You may have seen the television commercials promoting the benefits of reverse mortgages with celebrity spokespersons such as Tom Selleck and Henry Winkler. What is a reverse mortgage and is it right for you? A 2015 report from the Consumer Financial Protection Bureau (CFPB) found that after seeing the advertisements, many consumers were confused about how the product works.
While reverse mortgages can help some older homeowners meet their financial needs, the CFPB report cautions that the loan could jeopardize seniors’ retirement security if not used carefully. Mike Sullivan, personal finance consultant at Take Charge America says there are eight questions seniors need to ask before signing on the dotted line.
What is a reverse mortgage?
A reverse mortgage, also known as a home equity conversion mortgage (HECM), is a home equity loan that allows homeowners 62 and older to convert part of their home equity to tax-free cash. Instead of making payments to a lender like a conventional mortgage, the lender makes payments to the borrower. The loans are available through lenders approved by the Department of Housing and Urban Development (HUD).
What are the fees?
Sullivan says consumers should be aware of the costs associated with a reverse mortgage. He says upfront fees including origination fees and closing costs can be significant.
“There’s the mortgage insurance premium, typically two percent as well as annual payments,” Sullivan says. “There’s a high origination fee and there are monthly service fees. So it’s a very expensive way to borrow money compared to other means.”
What happens to my existing mortgage?
Seniors with an existing mortgage – or any of liens against their home – must pay off the loans with the reverse mortgage. In other words, they cannot have a traditional mortgage and a reverse mortgage at the same time.
“If you already have a mortgage, you have to pay that off before you can take any of the other cash from the HECM,” Sullivan says. “The first part of the reverse mortgage proceeds has to pay off the existing mortgage.”
What about taxes and insurance?
While seniors do not have to make payments against a reverse mortgage, Sullivan says they are still responsible for paying property taxes and homeowners insurance on the home.

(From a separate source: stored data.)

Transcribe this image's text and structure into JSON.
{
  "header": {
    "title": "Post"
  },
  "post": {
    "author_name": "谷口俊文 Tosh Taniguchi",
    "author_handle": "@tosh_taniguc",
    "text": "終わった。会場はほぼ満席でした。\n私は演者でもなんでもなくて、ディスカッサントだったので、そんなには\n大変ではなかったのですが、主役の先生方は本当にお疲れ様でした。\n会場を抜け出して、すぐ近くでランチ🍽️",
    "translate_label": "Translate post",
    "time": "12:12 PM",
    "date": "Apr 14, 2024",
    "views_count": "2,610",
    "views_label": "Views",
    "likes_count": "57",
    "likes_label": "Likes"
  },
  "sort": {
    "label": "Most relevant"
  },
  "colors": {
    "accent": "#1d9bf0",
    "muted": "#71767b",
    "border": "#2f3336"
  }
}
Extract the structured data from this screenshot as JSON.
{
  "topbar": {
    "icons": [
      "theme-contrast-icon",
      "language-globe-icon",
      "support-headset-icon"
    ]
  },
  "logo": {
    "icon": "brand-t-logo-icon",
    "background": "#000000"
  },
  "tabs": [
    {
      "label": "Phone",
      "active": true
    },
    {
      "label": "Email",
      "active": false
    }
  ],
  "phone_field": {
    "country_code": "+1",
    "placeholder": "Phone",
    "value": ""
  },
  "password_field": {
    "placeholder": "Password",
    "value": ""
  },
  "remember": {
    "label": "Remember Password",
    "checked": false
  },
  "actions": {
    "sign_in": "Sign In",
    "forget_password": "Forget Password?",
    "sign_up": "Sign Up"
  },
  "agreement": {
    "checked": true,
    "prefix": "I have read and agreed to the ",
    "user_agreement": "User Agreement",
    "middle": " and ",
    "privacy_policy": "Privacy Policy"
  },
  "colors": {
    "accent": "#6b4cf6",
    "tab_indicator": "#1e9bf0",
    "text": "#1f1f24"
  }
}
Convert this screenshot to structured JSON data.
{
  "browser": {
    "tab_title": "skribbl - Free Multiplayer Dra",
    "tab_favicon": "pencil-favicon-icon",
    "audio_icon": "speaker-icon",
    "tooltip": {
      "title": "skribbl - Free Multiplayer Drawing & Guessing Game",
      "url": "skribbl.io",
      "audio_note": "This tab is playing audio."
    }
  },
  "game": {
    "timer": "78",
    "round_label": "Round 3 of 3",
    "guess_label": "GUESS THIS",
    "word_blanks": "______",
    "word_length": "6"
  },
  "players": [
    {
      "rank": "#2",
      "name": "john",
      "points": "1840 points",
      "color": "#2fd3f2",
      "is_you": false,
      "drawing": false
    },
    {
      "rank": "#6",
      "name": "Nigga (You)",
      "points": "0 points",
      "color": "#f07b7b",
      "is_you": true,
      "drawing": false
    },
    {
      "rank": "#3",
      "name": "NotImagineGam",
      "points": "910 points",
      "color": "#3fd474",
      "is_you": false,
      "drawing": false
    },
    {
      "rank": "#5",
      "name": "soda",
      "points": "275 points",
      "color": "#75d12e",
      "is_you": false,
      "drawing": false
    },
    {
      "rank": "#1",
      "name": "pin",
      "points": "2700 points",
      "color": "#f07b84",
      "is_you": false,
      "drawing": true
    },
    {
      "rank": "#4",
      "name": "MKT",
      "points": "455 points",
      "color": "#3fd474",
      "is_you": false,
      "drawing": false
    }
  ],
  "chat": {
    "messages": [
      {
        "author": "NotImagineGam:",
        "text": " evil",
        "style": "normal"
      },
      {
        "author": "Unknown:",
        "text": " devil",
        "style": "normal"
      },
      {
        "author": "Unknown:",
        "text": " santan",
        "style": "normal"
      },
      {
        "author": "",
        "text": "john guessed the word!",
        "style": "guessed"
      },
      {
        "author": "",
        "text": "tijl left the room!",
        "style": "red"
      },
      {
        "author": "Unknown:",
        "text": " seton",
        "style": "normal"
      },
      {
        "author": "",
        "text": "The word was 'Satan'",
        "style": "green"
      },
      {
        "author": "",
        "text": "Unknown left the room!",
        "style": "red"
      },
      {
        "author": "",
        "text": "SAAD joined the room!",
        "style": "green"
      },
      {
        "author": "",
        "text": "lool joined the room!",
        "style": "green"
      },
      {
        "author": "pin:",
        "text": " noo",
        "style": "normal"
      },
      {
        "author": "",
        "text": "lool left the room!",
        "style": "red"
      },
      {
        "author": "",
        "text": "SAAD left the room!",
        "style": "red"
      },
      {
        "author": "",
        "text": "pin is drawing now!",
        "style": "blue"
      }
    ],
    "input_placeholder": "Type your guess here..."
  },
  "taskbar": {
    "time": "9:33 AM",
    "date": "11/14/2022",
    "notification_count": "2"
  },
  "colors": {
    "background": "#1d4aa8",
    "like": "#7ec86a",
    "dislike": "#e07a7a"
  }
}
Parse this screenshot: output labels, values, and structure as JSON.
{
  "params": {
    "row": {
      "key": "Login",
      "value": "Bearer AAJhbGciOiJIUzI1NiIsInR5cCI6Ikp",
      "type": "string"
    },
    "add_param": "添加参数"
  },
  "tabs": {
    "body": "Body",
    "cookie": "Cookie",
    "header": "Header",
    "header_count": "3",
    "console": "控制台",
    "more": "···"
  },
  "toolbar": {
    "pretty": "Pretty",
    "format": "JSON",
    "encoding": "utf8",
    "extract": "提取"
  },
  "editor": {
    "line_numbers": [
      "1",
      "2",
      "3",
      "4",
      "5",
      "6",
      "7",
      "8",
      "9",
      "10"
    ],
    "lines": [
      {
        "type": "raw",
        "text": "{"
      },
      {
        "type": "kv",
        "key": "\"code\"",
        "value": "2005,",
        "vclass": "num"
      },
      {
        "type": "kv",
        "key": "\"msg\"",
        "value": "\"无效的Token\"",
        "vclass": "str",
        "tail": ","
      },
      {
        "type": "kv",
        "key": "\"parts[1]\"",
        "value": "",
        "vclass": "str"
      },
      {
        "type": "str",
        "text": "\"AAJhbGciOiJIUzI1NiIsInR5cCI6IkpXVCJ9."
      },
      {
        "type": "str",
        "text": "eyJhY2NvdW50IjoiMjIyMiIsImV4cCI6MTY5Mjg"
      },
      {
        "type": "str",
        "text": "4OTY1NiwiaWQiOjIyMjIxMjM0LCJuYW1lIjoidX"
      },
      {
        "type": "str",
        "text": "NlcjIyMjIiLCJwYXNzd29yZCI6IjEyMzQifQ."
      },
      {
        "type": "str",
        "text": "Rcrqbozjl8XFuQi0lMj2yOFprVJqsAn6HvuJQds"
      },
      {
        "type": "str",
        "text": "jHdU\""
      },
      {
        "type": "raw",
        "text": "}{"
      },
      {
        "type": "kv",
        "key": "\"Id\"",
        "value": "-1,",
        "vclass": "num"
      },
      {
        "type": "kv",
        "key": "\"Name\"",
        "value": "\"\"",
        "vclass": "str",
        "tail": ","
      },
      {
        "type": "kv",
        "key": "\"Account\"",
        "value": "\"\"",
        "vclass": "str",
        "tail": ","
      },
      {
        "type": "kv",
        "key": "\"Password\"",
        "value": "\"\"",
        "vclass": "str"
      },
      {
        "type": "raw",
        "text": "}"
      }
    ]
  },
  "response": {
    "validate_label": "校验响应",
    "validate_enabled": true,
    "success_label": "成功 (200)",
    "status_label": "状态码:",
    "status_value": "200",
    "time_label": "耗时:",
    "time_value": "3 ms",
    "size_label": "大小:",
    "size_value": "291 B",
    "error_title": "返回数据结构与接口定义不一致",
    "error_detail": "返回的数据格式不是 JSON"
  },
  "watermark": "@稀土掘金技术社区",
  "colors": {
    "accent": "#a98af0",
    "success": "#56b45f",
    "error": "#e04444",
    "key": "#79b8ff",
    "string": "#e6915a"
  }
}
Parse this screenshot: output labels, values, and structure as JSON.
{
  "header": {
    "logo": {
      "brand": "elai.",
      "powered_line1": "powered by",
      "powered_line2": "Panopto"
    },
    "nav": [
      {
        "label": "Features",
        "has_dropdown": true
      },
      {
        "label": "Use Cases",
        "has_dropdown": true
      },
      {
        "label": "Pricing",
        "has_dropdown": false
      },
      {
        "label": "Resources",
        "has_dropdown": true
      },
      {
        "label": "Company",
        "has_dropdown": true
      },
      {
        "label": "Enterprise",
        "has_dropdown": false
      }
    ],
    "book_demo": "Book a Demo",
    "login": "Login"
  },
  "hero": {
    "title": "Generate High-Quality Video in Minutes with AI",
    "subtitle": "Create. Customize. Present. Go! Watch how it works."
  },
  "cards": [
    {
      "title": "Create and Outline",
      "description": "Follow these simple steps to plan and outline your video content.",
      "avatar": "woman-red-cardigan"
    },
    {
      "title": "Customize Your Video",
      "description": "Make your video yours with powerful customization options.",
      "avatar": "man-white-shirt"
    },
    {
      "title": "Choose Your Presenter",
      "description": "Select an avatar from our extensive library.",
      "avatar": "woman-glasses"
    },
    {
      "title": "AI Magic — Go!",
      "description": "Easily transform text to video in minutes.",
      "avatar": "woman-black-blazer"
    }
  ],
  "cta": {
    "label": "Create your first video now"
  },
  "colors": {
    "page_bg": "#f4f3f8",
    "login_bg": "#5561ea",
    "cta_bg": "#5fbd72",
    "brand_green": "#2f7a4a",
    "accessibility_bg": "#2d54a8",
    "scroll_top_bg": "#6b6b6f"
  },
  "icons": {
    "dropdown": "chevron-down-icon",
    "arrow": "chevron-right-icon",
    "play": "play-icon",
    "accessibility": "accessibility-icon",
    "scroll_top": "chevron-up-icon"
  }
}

“You will still need cash,” he says. “Some of the proceeds from the reverse mortgage have to be kept aside for paying those kinds of expenses or you will still lose the home.”
What about home maintenance?
Once you take the cash from the reverse mortgage, Sullivan says you are still responsible for anything that goes wrong with the house.
“If you have to put a new roof on that house, if you have to replace the water heater or make other kinds of repairs or improvements to the house, you can’t take another loan out against the equity in the home,” he says. “You have to keep enough cash so that you can pay those required maintenance costs.”
Do I have to repay the mortgage?
Given the costs of a reverse mortgage, Sullivan says it may not be a good option for seniors in poor health or someone who intends to move in a few years.
“The home equity comes due when you are away from the house for 12 consecutive months, if you don’t pay some of the things that are due or worse if you die,” he says. “If your days of independent living are numbered and you know you are going to have to live with one of your children, go into assisted living or something like that, your home equity loan is basically due. It is done at that point.”
What about the equity in my home?
A homeowner has full equity in their home once they completely pay off the mortgage. Sullivan cautions that once you take out a reverse mortgage, your home equity is reduced by the amount of the loan. Typically, the funds are repaid when the heirs sell the house. If they elect not to sell, the heirs are responsible for repayment of the loan.
“If you were intending to leave that home to your heirs, children or other people, there’s not going to be anything to leave them,” he says. “We’ve found they [reverse mortgages] are much less popular with the seniors’ children than they are with the seniors.”
Do I have to go to counseling?
Sullivan says to obtain a reverse mortgage, HUD requires seniors to undergo reverse mortgage counseling from an approved third-party organization.
“There is a class that can be done over the phone or in person,” he says. “It usually takes not much more than an hour or two. A certified counselor has to help the seniors understand the loan terms, tax implications and also to discuss alternatives.”
While a reverse mortgage can be extremely valuable for seniors with a real cash need, Sullivan says it’s important for them to consider all of the factors.
“It certainly is better than eating cat food,” he says. “If this is where your assets are and the only way you can get money for medicine, food or other things you need to have, then you should probably consider it. But it’s still a loan and a very expensive loan.”